An Israeli cabinet decision to increase the number of West Bank settlements eligible for state benefits is a badly-timed blow to the newly-resumed Israeli-Palestinian negotiations.
The Cabinet's vote Sunday to establish a new “national priority” list that included a record 90 settlements eligible for state benefits, among them several that had previously been seen as illegal even under Israeli law, raises doubts about how serious the government is about pursuing peace.
The decision was even more troubling when considered in the light of Prime Minister Benjamin Netanyahu’s willingness to release over 100 Palestinians convicted of violence and terrorism as part of the agreement that paved the way for a resumption of peace talks.
While agreeing to release the prisoners, Israeli media outlets reported that Netanyahu refused to freeze settlement building or accept that the talks should be conducted on an agreed basis that Israel’s border with a future Palestinian state should be drawn on the basis of the 1967 line plus land swaps.

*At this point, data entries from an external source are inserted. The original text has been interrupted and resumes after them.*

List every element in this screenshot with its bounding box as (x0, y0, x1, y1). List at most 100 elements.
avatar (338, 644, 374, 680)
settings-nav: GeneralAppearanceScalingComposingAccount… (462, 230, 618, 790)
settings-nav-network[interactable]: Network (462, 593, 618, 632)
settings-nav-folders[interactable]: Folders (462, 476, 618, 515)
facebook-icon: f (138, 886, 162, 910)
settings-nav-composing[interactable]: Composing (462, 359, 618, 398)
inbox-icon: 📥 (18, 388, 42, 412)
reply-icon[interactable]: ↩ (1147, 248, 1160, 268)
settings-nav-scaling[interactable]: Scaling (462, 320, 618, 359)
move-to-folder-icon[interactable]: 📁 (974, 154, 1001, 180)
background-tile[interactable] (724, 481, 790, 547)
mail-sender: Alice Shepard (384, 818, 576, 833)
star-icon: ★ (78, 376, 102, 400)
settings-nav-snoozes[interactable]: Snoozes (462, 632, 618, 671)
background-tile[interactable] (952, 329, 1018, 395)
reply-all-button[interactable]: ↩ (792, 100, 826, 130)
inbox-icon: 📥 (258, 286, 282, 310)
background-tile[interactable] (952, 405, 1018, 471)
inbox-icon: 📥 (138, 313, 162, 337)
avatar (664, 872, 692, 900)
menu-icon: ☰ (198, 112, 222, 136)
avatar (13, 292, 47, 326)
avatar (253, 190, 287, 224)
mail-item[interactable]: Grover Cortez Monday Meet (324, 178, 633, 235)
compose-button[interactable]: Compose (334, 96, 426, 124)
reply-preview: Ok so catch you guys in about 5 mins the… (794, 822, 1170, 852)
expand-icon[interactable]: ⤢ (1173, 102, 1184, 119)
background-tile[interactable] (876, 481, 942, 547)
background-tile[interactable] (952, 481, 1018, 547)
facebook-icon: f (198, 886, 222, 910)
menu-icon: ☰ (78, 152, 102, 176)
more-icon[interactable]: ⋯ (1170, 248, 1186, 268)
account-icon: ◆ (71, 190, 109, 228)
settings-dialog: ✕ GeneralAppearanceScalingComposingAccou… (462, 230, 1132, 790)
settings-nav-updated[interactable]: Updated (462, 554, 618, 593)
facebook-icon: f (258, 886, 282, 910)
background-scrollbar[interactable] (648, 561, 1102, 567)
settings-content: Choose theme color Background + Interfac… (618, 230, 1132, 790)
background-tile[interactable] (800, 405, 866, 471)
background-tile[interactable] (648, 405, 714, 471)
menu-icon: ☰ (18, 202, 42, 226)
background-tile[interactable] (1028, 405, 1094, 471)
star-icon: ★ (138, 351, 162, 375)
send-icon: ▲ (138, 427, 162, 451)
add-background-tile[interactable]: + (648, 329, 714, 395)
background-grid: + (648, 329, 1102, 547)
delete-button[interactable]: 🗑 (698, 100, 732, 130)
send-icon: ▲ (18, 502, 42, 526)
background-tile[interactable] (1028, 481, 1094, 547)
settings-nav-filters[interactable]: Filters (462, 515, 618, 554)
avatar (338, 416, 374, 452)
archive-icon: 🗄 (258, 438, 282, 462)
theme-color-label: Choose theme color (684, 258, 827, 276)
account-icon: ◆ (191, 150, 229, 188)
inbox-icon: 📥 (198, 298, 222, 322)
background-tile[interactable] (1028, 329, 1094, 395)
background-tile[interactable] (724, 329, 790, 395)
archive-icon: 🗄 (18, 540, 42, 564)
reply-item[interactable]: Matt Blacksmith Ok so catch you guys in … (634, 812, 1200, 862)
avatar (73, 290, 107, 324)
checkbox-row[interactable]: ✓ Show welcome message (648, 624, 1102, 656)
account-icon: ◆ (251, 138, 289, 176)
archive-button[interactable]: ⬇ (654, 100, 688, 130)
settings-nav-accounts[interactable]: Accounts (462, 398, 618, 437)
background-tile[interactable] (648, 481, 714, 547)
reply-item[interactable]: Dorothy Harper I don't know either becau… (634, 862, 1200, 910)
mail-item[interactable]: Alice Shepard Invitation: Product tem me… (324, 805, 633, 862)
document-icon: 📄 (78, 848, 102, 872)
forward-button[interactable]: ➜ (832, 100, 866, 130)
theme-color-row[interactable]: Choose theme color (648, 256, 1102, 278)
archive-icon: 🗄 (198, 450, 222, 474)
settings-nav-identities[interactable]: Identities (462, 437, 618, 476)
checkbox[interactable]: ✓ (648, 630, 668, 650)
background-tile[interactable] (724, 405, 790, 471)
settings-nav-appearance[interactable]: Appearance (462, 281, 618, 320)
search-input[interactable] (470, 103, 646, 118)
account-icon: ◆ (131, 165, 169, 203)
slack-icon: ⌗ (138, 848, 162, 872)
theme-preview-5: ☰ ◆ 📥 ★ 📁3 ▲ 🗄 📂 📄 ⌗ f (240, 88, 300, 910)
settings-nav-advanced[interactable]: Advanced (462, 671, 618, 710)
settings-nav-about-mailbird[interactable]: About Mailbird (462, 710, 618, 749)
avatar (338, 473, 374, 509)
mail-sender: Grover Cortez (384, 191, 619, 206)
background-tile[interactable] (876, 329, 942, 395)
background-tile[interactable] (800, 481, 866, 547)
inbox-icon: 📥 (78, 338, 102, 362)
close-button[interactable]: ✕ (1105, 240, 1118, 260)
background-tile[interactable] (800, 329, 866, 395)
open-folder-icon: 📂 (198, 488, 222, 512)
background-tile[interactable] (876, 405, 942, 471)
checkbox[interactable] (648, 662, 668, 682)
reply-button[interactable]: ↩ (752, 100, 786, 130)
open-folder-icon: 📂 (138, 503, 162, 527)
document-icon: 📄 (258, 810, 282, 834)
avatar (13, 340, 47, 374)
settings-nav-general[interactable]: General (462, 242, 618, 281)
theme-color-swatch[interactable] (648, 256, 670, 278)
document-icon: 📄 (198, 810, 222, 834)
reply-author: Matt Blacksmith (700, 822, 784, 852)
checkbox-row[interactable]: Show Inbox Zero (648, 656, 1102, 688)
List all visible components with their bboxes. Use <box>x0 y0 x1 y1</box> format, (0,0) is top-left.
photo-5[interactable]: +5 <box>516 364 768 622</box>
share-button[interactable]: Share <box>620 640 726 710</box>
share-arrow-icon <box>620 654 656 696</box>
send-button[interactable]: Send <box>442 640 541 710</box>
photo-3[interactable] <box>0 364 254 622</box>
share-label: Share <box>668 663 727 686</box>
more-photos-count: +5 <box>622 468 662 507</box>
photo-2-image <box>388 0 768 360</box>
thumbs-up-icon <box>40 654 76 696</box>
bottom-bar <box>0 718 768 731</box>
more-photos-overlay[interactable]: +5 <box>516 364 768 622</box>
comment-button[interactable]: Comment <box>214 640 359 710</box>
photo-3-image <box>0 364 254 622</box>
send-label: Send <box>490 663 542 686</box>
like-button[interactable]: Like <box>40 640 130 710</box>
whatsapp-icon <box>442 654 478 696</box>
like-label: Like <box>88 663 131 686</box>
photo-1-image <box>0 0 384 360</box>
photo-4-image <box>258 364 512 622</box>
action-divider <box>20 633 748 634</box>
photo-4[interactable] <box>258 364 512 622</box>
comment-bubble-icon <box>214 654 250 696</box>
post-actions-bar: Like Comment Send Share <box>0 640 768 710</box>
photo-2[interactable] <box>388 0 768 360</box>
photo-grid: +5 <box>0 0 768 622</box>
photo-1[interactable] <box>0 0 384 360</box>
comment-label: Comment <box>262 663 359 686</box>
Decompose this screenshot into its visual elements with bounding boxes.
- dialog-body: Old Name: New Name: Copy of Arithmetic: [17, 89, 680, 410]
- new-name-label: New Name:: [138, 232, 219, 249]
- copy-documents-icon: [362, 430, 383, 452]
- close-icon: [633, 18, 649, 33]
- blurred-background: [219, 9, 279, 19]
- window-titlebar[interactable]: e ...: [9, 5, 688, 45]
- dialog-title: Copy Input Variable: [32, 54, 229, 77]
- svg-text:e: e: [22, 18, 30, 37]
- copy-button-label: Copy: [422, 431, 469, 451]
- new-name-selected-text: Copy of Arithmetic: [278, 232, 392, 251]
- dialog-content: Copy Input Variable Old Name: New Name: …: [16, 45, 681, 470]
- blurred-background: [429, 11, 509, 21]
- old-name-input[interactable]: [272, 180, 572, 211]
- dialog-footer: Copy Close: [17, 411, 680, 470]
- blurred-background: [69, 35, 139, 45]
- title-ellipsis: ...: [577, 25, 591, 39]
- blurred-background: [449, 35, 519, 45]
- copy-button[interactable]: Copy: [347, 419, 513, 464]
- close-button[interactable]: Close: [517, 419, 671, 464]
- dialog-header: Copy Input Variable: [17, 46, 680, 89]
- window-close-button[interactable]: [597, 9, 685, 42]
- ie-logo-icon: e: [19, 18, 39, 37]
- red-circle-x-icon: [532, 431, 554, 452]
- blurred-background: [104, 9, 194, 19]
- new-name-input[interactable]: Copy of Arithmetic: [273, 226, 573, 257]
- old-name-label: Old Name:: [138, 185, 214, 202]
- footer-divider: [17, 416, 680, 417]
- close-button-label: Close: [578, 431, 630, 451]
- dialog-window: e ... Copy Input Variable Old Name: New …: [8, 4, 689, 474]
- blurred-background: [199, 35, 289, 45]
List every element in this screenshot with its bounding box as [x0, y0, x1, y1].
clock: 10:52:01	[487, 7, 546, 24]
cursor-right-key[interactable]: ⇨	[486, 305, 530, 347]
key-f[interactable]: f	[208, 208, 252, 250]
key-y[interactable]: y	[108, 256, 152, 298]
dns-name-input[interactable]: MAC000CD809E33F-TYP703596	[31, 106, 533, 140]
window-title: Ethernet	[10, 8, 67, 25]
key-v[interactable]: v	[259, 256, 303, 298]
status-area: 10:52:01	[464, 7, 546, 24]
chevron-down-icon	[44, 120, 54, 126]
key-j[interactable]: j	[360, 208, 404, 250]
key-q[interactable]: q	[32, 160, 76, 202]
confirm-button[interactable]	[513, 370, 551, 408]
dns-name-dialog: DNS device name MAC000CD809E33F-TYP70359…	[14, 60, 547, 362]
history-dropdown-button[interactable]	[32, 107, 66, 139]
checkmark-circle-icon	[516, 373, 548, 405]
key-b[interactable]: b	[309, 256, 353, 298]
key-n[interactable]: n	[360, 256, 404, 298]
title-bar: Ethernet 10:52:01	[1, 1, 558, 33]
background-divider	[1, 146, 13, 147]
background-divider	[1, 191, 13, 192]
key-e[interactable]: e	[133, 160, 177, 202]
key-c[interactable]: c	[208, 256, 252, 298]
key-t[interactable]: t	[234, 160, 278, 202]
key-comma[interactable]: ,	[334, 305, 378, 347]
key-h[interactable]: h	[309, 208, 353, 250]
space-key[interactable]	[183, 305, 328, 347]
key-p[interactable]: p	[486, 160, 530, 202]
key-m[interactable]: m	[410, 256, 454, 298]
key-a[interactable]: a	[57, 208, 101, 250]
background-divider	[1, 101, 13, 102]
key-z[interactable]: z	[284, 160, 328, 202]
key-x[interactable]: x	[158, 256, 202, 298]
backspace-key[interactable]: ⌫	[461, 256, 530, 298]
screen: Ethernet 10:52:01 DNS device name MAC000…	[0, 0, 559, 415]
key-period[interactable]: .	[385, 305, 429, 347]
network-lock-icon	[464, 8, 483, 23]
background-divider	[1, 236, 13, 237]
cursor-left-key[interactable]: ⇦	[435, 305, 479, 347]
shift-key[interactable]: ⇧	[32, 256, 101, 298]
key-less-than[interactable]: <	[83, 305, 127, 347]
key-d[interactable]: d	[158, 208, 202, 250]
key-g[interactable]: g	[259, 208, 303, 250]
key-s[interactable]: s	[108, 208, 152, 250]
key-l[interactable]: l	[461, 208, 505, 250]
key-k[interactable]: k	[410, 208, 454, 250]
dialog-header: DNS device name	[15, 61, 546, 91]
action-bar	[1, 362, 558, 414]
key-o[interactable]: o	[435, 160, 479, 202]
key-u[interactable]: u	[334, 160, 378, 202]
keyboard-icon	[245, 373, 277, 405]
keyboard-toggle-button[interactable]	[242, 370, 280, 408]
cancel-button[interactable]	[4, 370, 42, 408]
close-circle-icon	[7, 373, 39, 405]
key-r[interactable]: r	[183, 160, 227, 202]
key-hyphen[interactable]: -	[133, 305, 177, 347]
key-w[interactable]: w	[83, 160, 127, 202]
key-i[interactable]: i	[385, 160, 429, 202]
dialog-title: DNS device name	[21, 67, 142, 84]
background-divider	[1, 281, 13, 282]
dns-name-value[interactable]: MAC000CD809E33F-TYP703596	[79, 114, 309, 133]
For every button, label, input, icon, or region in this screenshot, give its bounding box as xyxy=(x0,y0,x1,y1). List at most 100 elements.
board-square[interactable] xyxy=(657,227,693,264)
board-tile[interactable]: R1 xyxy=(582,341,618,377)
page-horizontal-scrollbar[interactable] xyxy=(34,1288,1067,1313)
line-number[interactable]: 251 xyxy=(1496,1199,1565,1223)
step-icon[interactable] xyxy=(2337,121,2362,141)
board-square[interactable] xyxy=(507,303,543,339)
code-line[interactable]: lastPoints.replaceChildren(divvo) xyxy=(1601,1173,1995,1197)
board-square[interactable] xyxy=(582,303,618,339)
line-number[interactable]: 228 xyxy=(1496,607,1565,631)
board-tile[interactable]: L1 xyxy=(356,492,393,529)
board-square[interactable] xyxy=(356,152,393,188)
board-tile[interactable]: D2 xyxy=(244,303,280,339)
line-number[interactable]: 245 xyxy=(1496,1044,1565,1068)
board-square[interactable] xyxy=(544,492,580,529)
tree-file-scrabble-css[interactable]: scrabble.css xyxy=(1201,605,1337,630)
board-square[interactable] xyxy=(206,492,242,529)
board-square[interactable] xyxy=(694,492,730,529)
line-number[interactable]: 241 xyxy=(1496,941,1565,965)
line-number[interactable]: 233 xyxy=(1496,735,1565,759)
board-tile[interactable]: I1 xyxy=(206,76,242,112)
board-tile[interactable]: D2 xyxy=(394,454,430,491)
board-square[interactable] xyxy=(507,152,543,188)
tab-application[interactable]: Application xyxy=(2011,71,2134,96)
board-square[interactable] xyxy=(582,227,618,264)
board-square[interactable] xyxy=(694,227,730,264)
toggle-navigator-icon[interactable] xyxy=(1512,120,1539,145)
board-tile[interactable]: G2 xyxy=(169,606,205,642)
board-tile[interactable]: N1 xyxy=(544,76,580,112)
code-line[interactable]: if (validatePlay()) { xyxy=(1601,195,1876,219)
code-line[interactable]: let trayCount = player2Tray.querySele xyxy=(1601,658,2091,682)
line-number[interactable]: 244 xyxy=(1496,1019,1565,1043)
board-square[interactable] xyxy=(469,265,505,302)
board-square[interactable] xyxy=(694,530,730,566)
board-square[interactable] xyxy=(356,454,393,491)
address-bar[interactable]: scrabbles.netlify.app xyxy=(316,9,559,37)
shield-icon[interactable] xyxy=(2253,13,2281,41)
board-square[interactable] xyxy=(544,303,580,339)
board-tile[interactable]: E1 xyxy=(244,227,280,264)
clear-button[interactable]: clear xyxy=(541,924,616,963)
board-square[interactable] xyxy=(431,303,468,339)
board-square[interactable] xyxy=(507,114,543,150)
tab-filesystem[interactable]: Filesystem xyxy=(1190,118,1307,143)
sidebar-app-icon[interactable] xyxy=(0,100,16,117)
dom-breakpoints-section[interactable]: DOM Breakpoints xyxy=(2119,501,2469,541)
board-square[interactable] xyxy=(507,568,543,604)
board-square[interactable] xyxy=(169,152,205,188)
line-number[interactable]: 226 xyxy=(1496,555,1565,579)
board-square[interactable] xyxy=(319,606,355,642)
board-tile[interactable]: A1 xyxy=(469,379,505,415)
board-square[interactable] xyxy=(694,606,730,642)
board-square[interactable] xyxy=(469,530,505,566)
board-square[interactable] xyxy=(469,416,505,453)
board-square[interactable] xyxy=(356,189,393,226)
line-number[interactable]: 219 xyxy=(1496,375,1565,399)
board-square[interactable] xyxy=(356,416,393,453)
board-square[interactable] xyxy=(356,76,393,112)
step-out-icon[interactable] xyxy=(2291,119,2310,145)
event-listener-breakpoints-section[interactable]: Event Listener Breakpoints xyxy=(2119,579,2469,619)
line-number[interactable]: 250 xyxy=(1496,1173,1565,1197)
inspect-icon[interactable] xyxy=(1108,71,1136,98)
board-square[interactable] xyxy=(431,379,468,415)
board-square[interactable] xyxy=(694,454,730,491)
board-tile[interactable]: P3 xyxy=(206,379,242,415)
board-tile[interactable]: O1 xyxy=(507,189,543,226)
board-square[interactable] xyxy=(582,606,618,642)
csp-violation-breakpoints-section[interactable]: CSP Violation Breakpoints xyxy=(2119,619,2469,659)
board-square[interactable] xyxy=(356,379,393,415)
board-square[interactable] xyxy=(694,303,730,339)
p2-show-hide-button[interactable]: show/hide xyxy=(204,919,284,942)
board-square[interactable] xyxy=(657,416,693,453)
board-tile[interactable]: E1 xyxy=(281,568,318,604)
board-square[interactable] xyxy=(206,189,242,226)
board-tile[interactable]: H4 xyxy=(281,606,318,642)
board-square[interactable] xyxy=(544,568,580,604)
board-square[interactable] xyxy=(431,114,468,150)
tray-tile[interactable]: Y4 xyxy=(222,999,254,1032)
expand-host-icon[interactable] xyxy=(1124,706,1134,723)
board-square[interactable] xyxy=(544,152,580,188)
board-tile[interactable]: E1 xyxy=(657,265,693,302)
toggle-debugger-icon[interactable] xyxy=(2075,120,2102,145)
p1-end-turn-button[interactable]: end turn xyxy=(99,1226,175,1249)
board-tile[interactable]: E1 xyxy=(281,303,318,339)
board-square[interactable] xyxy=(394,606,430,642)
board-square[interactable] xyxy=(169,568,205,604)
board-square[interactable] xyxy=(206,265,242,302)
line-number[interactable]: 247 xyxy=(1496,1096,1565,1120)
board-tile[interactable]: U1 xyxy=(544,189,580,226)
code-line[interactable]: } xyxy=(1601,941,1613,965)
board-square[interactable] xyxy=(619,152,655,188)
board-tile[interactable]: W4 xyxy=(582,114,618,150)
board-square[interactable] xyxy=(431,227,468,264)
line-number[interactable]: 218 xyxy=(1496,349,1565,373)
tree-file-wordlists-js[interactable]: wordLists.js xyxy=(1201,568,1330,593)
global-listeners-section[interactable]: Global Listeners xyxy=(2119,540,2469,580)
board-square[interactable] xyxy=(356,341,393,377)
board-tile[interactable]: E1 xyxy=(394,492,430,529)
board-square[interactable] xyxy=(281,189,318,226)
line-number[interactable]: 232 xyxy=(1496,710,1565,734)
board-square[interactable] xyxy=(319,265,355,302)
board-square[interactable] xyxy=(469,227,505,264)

This raises the question of whether the Netanyahu government values its ability to keep building settlements in areas that the Prime Minister himself has said will have to be evacuated as part of a peace agreement more than it cares about the lives of those potentially put at risk by the release of violent offenders.
Cabinet member Amir Peretz, who was one of four ministers to abstain in the vote, said: “This is a political, not national priority which goes against efforts to promote peace,” he said. Peretz also noted that settlements were getting preferential treatment at the expense of struggling development communities within pre-1967 Israel which were not included.
J Street President Jeremy Ben-Ami said releasing violent prisoners was always wrenching for Israel and especially for the families of victims – but could be justified if it helped lead to a peace agreement that would end the conflict and guarantee Israel’s future as a democracy and a homeland for the Jewish people.